Thus, a common situation when working with phylogenetic data is that the output obtained from one tool must be adjusted before it can be successfully used by another tool.

The task of determining the changes that need to be made can be somewhat confounded by the error messages reported by software due to incompatible input data - these may be either somewhat cryptic or absent, making it difficult to diagnose the reasons for the incompatibility of the data.

Things to look out for when formating data for use by phylogenetic software are to, if possible:

Tree (NEWICK/PHYLIP Format) Data

Notes
Most software that operates on phylogenetic trees uses some derivative of the NEWICK/PHYLIP format for input/output of trees, as described during the presentation

To give you some practice overcoming typical problems associated with inputing tree data into phylogenetic software, we have put together some exercises to help both familiarize you with this format.
Demonstration
We'll show you how to draw "by hand" the tree corresponding to a given NEWICK string using the following example:

((G,E),((C,((A,K,B),F)),((D,H),M)));

Which should yield something like the image shown below:




We'll also demonstrate doing this the other way around i.e. we'll try and write the NEWICK format string corresponding to the tree shown above - and then we'll try and alter the string we come up with to correspond instead to the tree shown below.


Exercise 3
Draw on paper the phylogenetic tree corresponding to the following NEWICK/PHYLIP format trees - be careful to check whether the trees are specified as rooted or unrooted, and draw them accordingly.
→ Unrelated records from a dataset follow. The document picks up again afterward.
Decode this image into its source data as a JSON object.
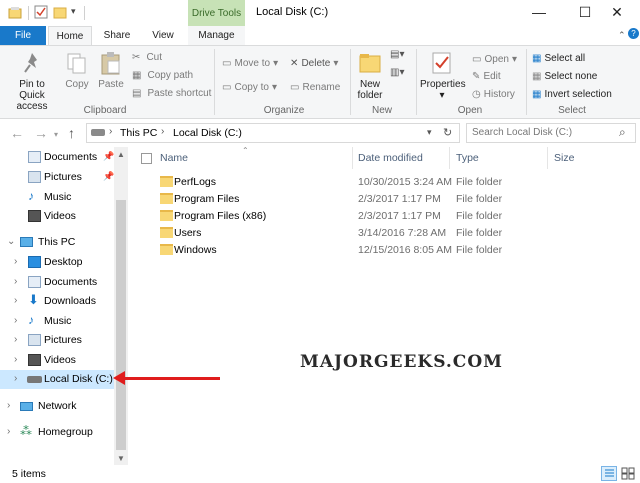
{
  "window": {
    "title": "Local Disk (C:)",
    "context_tab": "Drive Tools",
    "controls": {
      "minimize": "—",
      "maximize": "☐",
      "close": "✕"
    }
  },
  "ribbon_tabs": [
    "File",
    "Home",
    "Share",
    "View",
    "Manage"
  ],
  "ribbon": {
    "clipboard": {
      "group": "Clipboard",
      "pin": "Pin to Quick access",
      "copy": "Copy",
      "paste": "Paste",
      "cut": "Cut",
      "copy_path": "Copy path",
      "paste_shortcut": "Paste shortcut"
    },
    "organize": {
      "group": "Organize",
      "move_to": "Move to",
      "copy_to": "Copy to",
      "delete": "Delete",
      "rename": "Rename"
    },
    "new": {
      "group": "New",
      "new_folder": "New folder"
    },
    "open": {
      "group": "Open",
      "properties": "Properties",
      "open": "Open",
      "edit": "Edit",
      "history": "History"
    },
    "select": {
      "group": "Select",
      "select_all": "Select all",
      "select_none": "Select none",
      "invert": "Invert selection"
    }
  },
  "address": {
    "crumbs": [
      "This PC",
      "Local Disk (C:)"
    ],
    "search_placeholder": "Search Local Disk (C:)"
  },
  "nav": {
    "quick": [
      {
        "label": "Documents",
        "icon": "documents-icon"
      },
      {
        "label": "Pictures",
        "icon": "pictures-icon"
      },
      {
        "label": "Music",
        "icon": "music-icon"
      },
      {
        "label": "Videos",
        "icon": "videos-icon"
      }
    ],
    "this_pc": "This PC",
    "pc_items": [
      {
        "label": "Desktop",
        "icon": "desktop-icon"
      },
      {
        "label": "Documents",
        "icon": "documents-icon"
      },
      {
        "label": "Downloads",
        "icon": "downloads-icon"
      },
      {
        "label": "Music",
        "icon": "music-icon"
      },
      {
        "label": "Pictures",
        "icon": "pictures-icon"
      },
      {
        "label": "Videos",
        "icon": "videos-icon"
      },
      {
        "label": "Local Disk (C:)",
        "icon": "drive-icon"
      }
    ],
    "network": "Network",
    "homegroup": "Homegroup"
  },
  "columns": {
    "name": "Name",
    "date": "Date modified",
    "type": "Type",
    "size": "Size"
  },
  "files": [
    {
      "name": "PerfLogs",
      "date": "10/30/2015 3:24 AM",
      "type": "File folder"
    },
    {
      "name": "Program Files",
      "date": "2/3/2017 1:17 PM",
      "type": "File folder"
    },
    {
      "name": "Program Files (x86)",
      "date": "2/3/2017 1:17 PM",
      "type": "File folder"
    },
    {
      "name": "Users",
      "date": "3/14/2016 7:28 AM",
      "type": "File folder"
    },
    {
      "name": "Windows",
      "date": "12/15/2016 8:05 AM",
      "type": "File folder"
    }
  ],
  "status": {
    "count": "5 items"
  },
  "watermark": "MAJORGEEKS.COM",
  "colors": {
    "accent": "#1979ca",
    "selection": "#cce8ff",
    "arrow": "#e01c1c",
    "folder": "#f8d775"
  }
}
Check your results by comparing the trees you draw with the images provided below the two tree images.

((A,(B,(F,C))),(D,E));

Link to tree image

(A:1,D:6,(((E:1,F:1):1,B:2):1,(C:4,G:2):2):1);

Link to tree image

Now try this from the other side - write and save in a text editor NEWICK/PHYLIP format representations of the trees shown below. To check whether the file you write does indeed represent the appropriate tree, try loading the file into Dendroscope.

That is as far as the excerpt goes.